Mohammad Ajmal Amir Kasab:
Date of execution: November 21, 2012 (Yerwada Jail, Pune)
Ajmal Kasab was a part of the group that was responsible for the infamous 26/11 attacks in Mumbai. This case was closely followed by the media of our country which was probably the reason why case was expedited. An 11,000 page charge sheet was filed against Kasab which made a strong case against him. He kept changing his statement from time to time and moved up to the Supreme Court pleading for mercy. President Pranab Mukherjee upheld the judgement of capital punishment on the November 5, 2012 and he was hanged to death on November 21, 2012.

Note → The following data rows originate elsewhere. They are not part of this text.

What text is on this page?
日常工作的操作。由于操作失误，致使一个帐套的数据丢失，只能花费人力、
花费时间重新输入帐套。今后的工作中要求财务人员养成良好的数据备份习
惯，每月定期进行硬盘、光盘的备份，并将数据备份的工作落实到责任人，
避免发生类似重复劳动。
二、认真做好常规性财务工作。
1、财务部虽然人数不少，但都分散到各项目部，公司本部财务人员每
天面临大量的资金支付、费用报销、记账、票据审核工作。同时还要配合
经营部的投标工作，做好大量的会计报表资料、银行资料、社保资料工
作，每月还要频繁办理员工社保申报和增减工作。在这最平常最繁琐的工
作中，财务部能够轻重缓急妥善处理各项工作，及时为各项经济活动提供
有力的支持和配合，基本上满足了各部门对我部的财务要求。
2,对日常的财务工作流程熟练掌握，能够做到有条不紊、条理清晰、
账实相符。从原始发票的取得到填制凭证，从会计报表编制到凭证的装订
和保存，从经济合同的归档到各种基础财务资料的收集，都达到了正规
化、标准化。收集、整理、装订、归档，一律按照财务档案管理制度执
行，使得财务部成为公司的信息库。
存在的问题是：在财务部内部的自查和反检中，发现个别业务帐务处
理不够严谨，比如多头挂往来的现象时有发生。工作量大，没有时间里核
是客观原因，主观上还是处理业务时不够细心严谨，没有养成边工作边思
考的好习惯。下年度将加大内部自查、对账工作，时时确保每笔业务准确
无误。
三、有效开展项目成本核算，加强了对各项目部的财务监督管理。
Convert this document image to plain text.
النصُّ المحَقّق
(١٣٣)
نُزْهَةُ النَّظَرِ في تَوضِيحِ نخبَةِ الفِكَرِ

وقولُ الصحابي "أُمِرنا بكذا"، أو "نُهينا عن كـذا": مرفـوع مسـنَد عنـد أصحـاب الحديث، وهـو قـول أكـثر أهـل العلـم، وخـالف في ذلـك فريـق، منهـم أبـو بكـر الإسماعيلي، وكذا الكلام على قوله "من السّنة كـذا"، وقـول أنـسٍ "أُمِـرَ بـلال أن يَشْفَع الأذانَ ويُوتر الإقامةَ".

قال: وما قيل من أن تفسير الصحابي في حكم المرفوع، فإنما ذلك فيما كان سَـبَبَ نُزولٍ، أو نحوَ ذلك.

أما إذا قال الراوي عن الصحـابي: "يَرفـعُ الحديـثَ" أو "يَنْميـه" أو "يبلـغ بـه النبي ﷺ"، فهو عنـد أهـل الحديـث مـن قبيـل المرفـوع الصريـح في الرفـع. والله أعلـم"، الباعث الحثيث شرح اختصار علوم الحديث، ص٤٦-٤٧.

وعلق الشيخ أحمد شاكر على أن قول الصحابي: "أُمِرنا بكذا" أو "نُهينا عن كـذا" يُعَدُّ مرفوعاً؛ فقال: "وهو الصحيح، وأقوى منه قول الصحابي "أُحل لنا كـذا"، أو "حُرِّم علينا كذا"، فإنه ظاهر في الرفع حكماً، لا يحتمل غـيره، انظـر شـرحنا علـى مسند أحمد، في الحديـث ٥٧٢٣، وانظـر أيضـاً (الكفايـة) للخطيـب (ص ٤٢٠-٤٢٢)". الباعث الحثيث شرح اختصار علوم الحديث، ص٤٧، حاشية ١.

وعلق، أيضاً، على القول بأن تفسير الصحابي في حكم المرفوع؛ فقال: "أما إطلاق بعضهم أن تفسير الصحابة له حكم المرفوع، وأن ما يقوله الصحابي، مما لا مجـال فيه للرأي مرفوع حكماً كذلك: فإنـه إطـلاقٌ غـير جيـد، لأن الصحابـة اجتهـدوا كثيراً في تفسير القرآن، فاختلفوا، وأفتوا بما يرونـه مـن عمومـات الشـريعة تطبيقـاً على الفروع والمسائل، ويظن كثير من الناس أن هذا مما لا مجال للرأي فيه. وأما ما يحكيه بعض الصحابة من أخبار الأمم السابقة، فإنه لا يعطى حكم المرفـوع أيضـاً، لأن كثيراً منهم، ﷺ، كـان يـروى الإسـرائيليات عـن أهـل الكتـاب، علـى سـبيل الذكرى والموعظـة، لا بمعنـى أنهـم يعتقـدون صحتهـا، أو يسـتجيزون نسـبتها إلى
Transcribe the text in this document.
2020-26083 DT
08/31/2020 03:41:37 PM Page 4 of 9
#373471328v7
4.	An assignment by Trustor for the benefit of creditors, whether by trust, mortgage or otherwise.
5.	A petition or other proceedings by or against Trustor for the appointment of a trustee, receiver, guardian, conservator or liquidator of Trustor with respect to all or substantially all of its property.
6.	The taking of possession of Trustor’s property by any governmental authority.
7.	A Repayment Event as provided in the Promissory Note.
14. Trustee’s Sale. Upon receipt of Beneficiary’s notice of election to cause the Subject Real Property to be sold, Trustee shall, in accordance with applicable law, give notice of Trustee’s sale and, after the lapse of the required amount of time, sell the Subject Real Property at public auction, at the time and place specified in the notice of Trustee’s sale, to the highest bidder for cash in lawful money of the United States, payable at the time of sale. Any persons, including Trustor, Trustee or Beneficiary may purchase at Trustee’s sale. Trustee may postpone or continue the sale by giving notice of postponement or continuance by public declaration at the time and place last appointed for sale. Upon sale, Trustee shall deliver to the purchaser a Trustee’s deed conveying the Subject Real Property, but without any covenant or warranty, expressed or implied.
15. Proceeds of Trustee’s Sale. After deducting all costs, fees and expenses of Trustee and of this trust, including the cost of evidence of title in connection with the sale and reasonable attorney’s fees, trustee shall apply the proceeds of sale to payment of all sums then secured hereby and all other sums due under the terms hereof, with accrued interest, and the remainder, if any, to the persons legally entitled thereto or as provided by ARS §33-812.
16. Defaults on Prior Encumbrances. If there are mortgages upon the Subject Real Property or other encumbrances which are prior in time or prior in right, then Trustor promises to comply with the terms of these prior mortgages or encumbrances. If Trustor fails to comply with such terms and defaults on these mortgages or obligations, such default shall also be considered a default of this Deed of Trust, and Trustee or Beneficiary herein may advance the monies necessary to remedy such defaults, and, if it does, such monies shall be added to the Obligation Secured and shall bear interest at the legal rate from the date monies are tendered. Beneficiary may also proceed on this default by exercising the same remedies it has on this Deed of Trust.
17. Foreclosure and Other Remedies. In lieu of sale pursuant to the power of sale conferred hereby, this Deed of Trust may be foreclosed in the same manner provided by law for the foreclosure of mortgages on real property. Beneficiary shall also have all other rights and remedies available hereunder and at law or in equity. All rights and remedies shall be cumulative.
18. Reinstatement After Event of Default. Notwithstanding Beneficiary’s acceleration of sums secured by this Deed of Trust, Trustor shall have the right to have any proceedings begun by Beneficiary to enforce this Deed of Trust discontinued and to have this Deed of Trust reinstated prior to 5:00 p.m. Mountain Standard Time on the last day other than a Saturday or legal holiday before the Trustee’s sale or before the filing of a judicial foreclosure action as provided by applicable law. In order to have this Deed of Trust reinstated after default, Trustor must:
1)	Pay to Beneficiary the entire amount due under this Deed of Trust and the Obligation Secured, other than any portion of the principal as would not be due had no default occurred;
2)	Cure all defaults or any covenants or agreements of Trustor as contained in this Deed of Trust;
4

Date of execution: February 9, 2013 (Tihar Jail, Delhi)
Afzal Guru was accused of being the master mind behind the attacks on the parliament on December 13, 2001. Five armed terrorists attacked the Indian Parliament which led to the death of 8 security personnel and a gardener. A media person was also shot amidst the attack and succumbed to the injuries later. The case was handed to a special cell of Delhi Police, which was able to track and arrest Afzal by December 15, 2001. He pleaded guilty in front of the media but took back his statement later claiming that he did it due to the pressure induced by the police. A special court was formed under the Prevention of Terrorism Act which finally sentenced him to death on December 18, 2002. Due to various pleads and protests the case went on till February 6, 2013, when his plea was rejected by the President Pranab Mukherjee. His execution was a carried out as a secret mission on February 9, 2013.
Date of execution: July 30, 2015 (Central Jail, Nagpur)
Yakub Memon was accused of taking part in sponsoring the 13 blasts that rocked Mumbai in 1993. A charted accountant by profession, it was claimed that he sponsored the bomb blasts that were masterminded by his brother Tiger Memon and underworld mafia Dawood Ibrahim. The blasts claimed the lives of 257 people. Yakub pleaded repeatedly before the apex court claiming that his case was not dealt with in the correct manner. Two subsequent mercy appeals were rejected which ended in an unprecedented all-night court hearing. The court rejected the final appeal at 5a.m. in the morning. Yakub was woken up at 4:00 a.m. and was allowed to take a warm water bath. He read the Quran and offered his Namaz before being hanged before 7am and was declared dead at 7:01 am.